SharePoint in its early iterations was intended to provide IT professionals an easier way of network provisioning and collaboration. As with any product in its infancy SharePoint had its share of bugs, quirks, and limitations. Microsoft took note of this and over time made improvements to it largely based on feedback from the user community.

It was not uncommon in the past to see a business attempt a SharePoint deployment in one form or another to only see it abandoned. In fact, failure was often the result even after multiple attempts. Four major reasons for SharePoint falling short of expectations was frequently attributed to:

  • The lack of a clear objective and vision resulting in poor design/development and rollout
  • A lack of end user understanding of SharePoint, resulting in challenges with company/organizational wide buy-in
  • Limited functionality and cumbersome to develop, especially with earlier iterations
  • Costly to develop and maintain

SharePoint was often seen as a nebulous concept to the typical end user. It was relegated as a back-end tool for IT personnel and to a lesser degree developed with a front-end that featured UIs (user interface) that were underdeveloped and not particularly user friendly.

The challenge for the typical end user in relation to understanding the utility of SharePoint in its earlier existence was a consequence of its capacity for broad application to many different business needs and processes.
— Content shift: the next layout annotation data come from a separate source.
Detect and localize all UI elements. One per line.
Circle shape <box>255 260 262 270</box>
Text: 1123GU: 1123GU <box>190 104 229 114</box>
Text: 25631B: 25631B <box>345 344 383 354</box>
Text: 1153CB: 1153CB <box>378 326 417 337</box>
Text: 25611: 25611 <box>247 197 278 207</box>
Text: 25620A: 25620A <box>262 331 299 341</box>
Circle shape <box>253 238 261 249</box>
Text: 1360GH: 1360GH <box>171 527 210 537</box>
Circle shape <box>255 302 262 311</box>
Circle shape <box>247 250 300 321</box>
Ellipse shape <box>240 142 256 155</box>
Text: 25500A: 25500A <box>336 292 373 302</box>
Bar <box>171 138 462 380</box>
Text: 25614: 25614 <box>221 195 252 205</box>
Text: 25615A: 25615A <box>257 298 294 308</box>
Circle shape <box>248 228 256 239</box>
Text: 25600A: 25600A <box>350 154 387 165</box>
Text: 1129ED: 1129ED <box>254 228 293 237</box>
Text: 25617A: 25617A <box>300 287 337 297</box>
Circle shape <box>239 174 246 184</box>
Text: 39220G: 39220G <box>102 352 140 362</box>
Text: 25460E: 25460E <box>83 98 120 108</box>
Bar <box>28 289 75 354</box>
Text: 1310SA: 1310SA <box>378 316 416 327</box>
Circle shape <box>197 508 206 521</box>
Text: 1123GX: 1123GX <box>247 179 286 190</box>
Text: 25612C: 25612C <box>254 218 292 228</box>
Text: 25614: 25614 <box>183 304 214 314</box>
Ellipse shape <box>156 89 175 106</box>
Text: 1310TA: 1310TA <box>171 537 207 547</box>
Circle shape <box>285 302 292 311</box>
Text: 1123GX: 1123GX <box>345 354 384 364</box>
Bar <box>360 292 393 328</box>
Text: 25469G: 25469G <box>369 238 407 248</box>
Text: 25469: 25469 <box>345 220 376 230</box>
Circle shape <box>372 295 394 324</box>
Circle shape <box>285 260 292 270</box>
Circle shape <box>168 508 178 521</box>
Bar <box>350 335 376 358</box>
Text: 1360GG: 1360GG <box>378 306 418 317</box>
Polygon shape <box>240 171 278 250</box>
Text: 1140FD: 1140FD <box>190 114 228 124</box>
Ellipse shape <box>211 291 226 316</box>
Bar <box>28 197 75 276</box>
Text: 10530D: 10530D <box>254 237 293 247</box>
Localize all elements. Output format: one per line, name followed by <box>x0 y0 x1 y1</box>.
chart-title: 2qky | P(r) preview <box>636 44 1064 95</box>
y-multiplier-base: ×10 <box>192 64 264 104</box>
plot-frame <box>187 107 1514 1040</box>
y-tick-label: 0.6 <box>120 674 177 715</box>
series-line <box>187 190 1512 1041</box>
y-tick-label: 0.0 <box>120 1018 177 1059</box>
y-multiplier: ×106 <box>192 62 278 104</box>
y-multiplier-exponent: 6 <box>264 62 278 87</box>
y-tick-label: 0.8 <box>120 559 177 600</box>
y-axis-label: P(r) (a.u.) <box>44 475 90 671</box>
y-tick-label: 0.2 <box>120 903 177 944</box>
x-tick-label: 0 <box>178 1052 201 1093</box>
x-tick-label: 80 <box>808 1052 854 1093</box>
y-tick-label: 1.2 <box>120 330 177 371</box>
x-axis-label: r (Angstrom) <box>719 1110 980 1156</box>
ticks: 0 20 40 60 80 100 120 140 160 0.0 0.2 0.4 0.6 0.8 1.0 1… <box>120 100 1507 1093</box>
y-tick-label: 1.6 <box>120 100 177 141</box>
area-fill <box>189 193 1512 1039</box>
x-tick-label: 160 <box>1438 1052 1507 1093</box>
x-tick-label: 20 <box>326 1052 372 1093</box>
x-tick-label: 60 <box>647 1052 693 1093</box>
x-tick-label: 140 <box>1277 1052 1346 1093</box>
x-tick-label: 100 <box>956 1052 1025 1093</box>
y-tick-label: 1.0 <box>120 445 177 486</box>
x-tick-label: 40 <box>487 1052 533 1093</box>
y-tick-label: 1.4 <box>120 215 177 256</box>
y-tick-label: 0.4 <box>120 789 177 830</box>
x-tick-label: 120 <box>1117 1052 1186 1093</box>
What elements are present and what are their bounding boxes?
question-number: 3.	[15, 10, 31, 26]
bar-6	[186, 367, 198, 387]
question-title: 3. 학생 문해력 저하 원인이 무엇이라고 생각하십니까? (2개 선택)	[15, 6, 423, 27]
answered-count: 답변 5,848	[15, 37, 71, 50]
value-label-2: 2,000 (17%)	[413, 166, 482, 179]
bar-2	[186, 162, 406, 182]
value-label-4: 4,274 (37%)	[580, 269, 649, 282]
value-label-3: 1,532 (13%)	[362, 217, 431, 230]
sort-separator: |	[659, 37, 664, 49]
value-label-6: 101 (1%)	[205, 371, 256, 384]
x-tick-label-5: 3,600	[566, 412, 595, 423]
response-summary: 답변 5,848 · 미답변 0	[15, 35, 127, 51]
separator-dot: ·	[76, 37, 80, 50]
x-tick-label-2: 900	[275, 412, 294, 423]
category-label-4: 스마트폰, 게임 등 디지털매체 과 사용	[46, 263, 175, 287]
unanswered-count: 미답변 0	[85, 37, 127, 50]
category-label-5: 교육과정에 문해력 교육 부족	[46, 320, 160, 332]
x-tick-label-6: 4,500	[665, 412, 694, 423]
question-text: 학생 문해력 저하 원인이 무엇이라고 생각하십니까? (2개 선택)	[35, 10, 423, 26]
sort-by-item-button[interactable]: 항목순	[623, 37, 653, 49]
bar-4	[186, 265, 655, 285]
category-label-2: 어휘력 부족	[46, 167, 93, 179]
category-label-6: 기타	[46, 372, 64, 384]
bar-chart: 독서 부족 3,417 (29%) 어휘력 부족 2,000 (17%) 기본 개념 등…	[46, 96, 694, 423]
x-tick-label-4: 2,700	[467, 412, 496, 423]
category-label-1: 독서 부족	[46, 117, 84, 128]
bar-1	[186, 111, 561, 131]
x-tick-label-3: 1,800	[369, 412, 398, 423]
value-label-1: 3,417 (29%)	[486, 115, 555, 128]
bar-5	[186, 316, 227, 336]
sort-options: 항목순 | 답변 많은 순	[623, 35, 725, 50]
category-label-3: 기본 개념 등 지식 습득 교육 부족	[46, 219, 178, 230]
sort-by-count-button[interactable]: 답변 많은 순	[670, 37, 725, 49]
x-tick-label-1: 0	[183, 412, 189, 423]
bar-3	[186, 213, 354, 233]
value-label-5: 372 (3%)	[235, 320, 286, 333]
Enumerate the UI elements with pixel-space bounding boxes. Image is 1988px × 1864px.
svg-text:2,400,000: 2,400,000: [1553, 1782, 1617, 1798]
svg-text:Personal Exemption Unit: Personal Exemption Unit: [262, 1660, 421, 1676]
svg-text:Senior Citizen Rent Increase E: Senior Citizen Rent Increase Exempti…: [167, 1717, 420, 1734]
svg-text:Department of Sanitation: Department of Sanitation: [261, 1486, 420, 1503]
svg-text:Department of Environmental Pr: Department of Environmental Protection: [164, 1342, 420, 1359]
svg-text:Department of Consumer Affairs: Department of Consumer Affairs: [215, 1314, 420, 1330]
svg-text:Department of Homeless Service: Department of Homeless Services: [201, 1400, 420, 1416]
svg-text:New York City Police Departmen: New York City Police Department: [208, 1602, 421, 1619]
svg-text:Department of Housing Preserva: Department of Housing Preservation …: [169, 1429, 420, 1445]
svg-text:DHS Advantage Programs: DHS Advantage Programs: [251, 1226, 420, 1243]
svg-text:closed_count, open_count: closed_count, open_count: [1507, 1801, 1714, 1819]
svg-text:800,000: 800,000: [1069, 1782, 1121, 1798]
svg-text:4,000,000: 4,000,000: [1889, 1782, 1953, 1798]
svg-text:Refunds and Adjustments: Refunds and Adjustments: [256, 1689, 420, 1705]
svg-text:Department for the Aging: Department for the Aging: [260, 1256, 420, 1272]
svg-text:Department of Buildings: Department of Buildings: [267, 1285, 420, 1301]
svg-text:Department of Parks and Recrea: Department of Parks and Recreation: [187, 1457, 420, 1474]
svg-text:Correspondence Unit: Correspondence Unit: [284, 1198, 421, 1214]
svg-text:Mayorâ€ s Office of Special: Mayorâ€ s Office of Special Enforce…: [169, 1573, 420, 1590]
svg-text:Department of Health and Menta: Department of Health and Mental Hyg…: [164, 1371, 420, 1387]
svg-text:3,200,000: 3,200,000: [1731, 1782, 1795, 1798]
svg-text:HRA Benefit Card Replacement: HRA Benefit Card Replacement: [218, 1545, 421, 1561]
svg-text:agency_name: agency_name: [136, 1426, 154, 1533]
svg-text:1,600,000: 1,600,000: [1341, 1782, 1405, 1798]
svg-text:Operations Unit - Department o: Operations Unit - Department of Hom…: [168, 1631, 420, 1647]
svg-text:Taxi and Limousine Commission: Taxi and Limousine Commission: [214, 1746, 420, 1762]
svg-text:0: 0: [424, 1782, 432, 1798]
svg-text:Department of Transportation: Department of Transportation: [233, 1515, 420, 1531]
Essentially, SharePoint was a blank canvas that required a business use concept, then built into an accessible application. The business uses SharePoint could be applied to abound. For example,

  • Customer/Vendor Portal
  • Employee Intranet/Portal
  • Document library
  • Dashboard
  • Calendar and Bulletin Board
  • Document Collaboration (e.g., projects, contracts, proposals, etc.)
  • Notifications and Alerts Tool
  • Business Intelligence
  • Websites
  • Forms

SharePoint’s Building Blocks

SharePoint can be viewed in three components; they are sites, pages, and web part. For Example, Microsoft 365 is the site, the Microsoft 365 homepage is the page, and all the accessible apps such as, OneNote, Visio, Lists, etc. reflect the web parts. To get an expanded explanation of SharePoint, here’s a link to an article that does a reasonable job at explaining the composition of SharePoint in simple terms.

SharePoint’s Move Toward More Practical Use and Wider System Adoption

As SaaS (Software as a Service) community and collaboration platforms such as Slack and Google Workspace (now Google Apps) gained momentum and made rapid advancement in the 2010s, the visibility of more third-party platforms connecting to or implemented on SharePoint began to evolve as well—e.g., Infowise, Trello, Zapier, Zendesk, etc. Microsoft released its own unified collaboration platform, Teams in 2017 as part of Microsoft 365 (formerly Office 365). Teams is the front-end application—i.e., user interface—and SharePoint is the mothership. SharePoint is the document library where the all the files, recordings, chats, images, and emails live and are retrieved from Teams as well as from other apps—e.g., Lists, Visio, etc.

In a relatively short span, Teams has become a staple in the small, medium, and enterprise spaces as business has shifted to a hybrid and distributed workforce model. Its popularity and practical interface have led to the development and release of a slew of third-party Apps and integrations within the SharePoint sphere. SharePoint has become the leader in collaboration and document management bringing increased business productivty to a wider audience globally. 

Here's a shortlist of how SharePoint drives productivity: 

  • Collaboration 
    • highly flexible, scalable, and easy to adminster across an organization 
    • Wide accessibility to any device
    • conducive to sharing and communication 
  • Project Management 
    • using workflows 
    • syncing to Outlooks and Calendars 
    • leveraging SharePoint with Teams 
  • Management of Data 
    • oraginzed document storage and library 
    • easy accessibility to data 
  • Tightly Integfrated 
    • Microsoft 365 - access to the suite office tools and native Apps right from SharePoint--i.e., Word, Excel, etc.
    • Access to Teams, One Drive, etc. 
    • Third party extentions--e.g., Infowise, etc.